We’re reaching comical levels now

by -adamk-

26 comments
  1. Minerals:

    Coca cola.

    ![gif](giphy|EBzev4Du968dOg2D1A)

  2. I remember saying I would stop drinking when it went over £2 a pint. Now I’m saying the same thing when it’s over £10. Can see me still drinking when it’s hitting £20 a pint too.

  3. Don’t spend any money there at all, or any other pub that takes the piss like this

  4. Nicholsons + extremely tourist heavy area. This is entirely unsurprising.

  5. Pints in riverfront pub full of tourists and office workers aren’t cheap? Colour me shocked. 

  6. The alcohol free beers are the pretty much the price of a real beer in my local Wetherspoons. And they wonder why Wetherspoons is taking over the country.

  7. Just paid 5.20 for a pint this evening, it’s actually not over.

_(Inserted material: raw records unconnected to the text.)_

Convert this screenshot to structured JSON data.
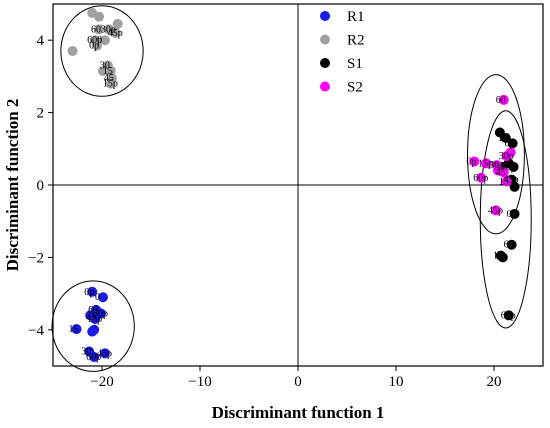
{
  "chart_data": {
    "type": "scatter",
    "xlabel": "Discriminant function 1",
    "ylabel": "Discriminant function 2",
    "xlim": [
      -25,
      25
    ],
    "ylim": [
      -5,
      5
    ],
    "xticks": [
      -20,
      -10,
      0,
      10,
      20
    ],
    "yticks": [
      -4,
      -2,
      0,
      2,
      4
    ],
    "grid": false,
    "reference_lines": {
      "x": 0,
      "y": 0
    },
    "legend_position": "top-center",
    "series": [
      {
        "name": "R1",
        "color": "#1a1ae6",
        "points": [
          {
            "x": -21.0,
            "y": -2.95,
            "label": "0p"
          },
          {
            "x": -19.9,
            "y": -3.1,
            "label": "0"
          },
          {
            "x": -20.6,
            "y": -3.45,
            "label": "60"
          },
          {
            "x": -20.1,
            "y": -3.55,
            "label": "30p"
          },
          {
            "x": -20.8,
            "y": -3.65,
            "label": "45"
          },
          {
            "x": -21.2,
            "y": -3.6,
            "label": ""
          },
          {
            "x": -20.7,
            "y": -3.7,
            "label": "15p"
          },
          {
            "x": -22.6,
            "y": -3.98,
            "label": "15"
          },
          {
            "x": -21.0,
            "y": -4.05,
            "label": ""
          },
          {
            "x": -20.8,
            "y": -4.0,
            "label": ""
          },
          {
            "x": -21.3,
            "y": -4.6,
            "label": "30"
          },
          {
            "x": -20.8,
            "y": -4.75,
            "label": "60p"
          },
          {
            "x": -19.7,
            "y": -4.65,
            "label": "45p"
          }
        ]
      },
      {
        "name": "R2",
        "color": "#a0a0a0",
        "points": [
          {
            "x": -21.0,
            "y": 4.75,
            "label": ""
          },
          {
            "x": -20.3,
            "y": 4.65,
            "label": ""
          },
          {
            "x": -18.4,
            "y": 4.45,
            "label": ""
          },
          {
            "x": -20.3,
            "y": 4.3,
            "label": "60"
          },
          {
            "x": -19.3,
            "y": 4.3,
            "label": "30p"
          },
          {
            "x": -20.7,
            "y": 4.0,
            "label": "60p"
          },
          {
            "x": -18.6,
            "y": 4.2,
            "label": "45p"
          },
          {
            "x": -19.7,
            "y": 4.0,
            "label": "0"
          },
          {
            "x": -20.5,
            "y": 3.85,
            "label": "0p"
          },
          {
            "x": -23.0,
            "y": 3.7,
            "label": ""
          },
          {
            "x": -19.4,
            "y": 3.3,
            "label": "30"
          },
          {
            "x": -19.9,
            "y": 3.15,
            "label": ""
          },
          {
            "x": -19.1,
            "y": 3.15,
            "label": "15"
          },
          {
            "x": -19.0,
            "y": 2.95,
            "label": "45"
          },
          {
            "x": -19.1,
            "y": 2.8,
            "label": "15p"
          }
        ]
      },
      {
        "name": "S1",
        "color": "#000000",
        "points": [
          {
            "x": 20.6,
            "y": 1.45,
            "label": ""
          },
          {
            "x": 21.2,
            "y": 1.3,
            "label": "15"
          },
          {
            "x": 21.9,
            "y": 1.15,
            "label": "0p"
          },
          {
            "x": 20.9,
            "y": 0.5,
            "label": "30"
          },
          {
            "x": 21.5,
            "y": 0.6,
            "label": ""
          },
          {
            "x": 22.0,
            "y": 0.5,
            "label": "0p"
          },
          {
            "x": 21.8,
            "y": 0.15,
            "label": "45p"
          },
          {
            "x": 22.1,
            "y": -0.05,
            "label": ""
          },
          {
            "x": 22.1,
            "y": -0.8,
            "label": "0"
          },
          {
            "x": 21.8,
            "y": -1.65,
            "label": "60"
          },
          {
            "x": 20.7,
            "y": -1.95,
            "label": "15"
          },
          {
            "x": 20.9,
            "y": -2.0,
            "label": ""
          },
          {
            "x": 21.5,
            "y": -3.6,
            "label": "60p"
          }
        ]
      },
      {
        "name": "S2",
        "color": "#ff00ff",
        "points": [
          {
            "x": 21.0,
            "y": 2.35,
            "label": "60"
          },
          {
            "x": 18.0,
            "y": 0.65,
            "label": "0p"
          },
          {
            "x": 19.2,
            "y": 0.6,
            "label": "15p"
          },
          {
            "x": 20.3,
            "y": 0.55,
            "label": "30"
          },
          {
            "x": 21.3,
            "y": 0.8,
            "label": "30p"
          },
          {
            "x": 21.7,
            "y": 0.9,
            "label": ""
          },
          {
            "x": 21.0,
            "y": 0.35,
            "label": "45"
          },
          {
            "x": 20.4,
            "y": 0.4,
            "label": ""
          },
          {
            "x": 18.7,
            "y": 0.2,
            "label": "60p"
          },
          {
            "x": 21.3,
            "y": 0.1,
            "label": "15"
          },
          {
            "x": 20.2,
            "y": -0.7,
            "label": "45p"
          }
        ]
      }
    ],
    "ellipses": [
      {
        "group": "R2",
        "cx": -20.0,
        "cy": 3.7,
        "rx": 4.2,
        "ry": 1.25
      },
      {
        "group": "R1",
        "cx": -20.9,
        "cy": -3.9,
        "rx": 4.2,
        "ry": 1.25
      },
      {
        "group": "S2",
        "cx": 20.2,
        "cy": 0.85,
        "rx": 2.9,
        "ry": 2.2
      },
      {
        "group": "S1",
        "cx": 21.2,
        "cy": -0.95,
        "rx": 2.6,
        "ry": 3.0
      }
    ]
  }
}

    Greyhound in Peckham has permanently reduced a pint to £4 this summer. You guys just need to stop going to touristy places

  8. At that point you might as well just go to spoons 😬

  9. I live near here, prices have increased in the last year. It used to be normal (relatively) for the area

  10. I like how they promote it as 85% water when it’s a hot day but not when you question the price

  11. £4.50 for a bottle of fucking water? London is cooked

  12. That’s inflation, I guess. In Hitchhiker’s Guide to the Galaxy, Ford Prefect famously orders 6 pints and gives the barman a fiver, saying to keep the change.